Forty-seven untreated patients with small-cell lung cancer (SCLC) were treated with a combination of etoposide (170 mg/m2 intravenously, i.v., days 3-5) and cisplatin (50 mg/m2 i.v., days 1 and 7). Responding patients with limited disease received four cycles followed by irradiation (delivered to the primary site, mediastinum, and supraclavicular region) with 50 Gy. Prophylactic cranial irradiation (PCI) with 30 Gy was performed in patients who achieved complete remission. Responding patients with extensive disease received four to six cycles of chemotherapy. The overall objective response rate (complete response plus partial response, CR + PR) was 94% (44 of 47). CR rate (all patients) was 57% (27 of 47), 51% (19 of 37) in extensive disease and 80% (8 of 10) in limited disease. The median remission duration is 13 months (12 months in extensive disease and 26 months in limited disease). The median survival is 16 months for all patients (15 months in extensive disease, 28 months in limited disease). Mean follow-up is 13 months. Toxicity was primarily hematologic. Twelve of 47 patients had leukopenia of WHO grade 4, 30 of 47 of grade 3. Thrombocytopenia of WHO grade 3 and 4 occurred in 6 of 47 and 2 of 47 patients, respectively.

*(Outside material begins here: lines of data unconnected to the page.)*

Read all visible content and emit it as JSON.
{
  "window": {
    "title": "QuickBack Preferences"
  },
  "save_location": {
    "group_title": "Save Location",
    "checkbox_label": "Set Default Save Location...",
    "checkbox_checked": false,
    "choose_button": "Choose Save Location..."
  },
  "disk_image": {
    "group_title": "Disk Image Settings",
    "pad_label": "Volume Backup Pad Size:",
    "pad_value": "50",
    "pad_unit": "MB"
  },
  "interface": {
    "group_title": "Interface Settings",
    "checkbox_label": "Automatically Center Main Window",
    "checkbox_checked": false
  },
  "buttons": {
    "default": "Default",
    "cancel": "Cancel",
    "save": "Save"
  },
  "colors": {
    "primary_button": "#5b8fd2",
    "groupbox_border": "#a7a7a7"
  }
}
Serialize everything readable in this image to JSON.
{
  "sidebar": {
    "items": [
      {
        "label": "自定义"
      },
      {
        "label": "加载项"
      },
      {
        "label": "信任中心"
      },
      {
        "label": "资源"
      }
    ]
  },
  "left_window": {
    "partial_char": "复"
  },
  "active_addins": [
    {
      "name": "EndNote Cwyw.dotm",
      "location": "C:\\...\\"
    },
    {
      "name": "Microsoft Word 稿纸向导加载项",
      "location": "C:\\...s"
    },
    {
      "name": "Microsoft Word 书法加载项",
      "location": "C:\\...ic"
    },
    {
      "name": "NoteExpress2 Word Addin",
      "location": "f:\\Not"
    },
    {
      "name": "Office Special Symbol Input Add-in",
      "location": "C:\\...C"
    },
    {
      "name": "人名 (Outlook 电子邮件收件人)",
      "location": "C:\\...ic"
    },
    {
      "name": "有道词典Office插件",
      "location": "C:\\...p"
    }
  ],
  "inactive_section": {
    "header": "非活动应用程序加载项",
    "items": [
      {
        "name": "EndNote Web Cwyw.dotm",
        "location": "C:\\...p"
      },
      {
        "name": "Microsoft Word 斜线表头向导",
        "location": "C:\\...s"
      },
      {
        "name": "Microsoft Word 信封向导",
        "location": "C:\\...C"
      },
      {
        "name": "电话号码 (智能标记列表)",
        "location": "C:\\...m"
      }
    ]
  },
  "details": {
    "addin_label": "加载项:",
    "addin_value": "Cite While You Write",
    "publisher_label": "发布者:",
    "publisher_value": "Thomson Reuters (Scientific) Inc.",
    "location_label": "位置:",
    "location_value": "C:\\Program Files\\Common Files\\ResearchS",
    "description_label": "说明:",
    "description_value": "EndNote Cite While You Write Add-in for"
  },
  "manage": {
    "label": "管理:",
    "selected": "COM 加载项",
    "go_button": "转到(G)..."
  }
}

There were four severe infections in neutropenic patients, but no chemotherapy-related lethal complications. The only treatment-related death was that of one patient who died in CR of progressive neurologic dysfunction 11 months after PCI. This schedule of etoposide and cisplatin induces high CR rates and a prolonged survival, especially in patients with extensive disease.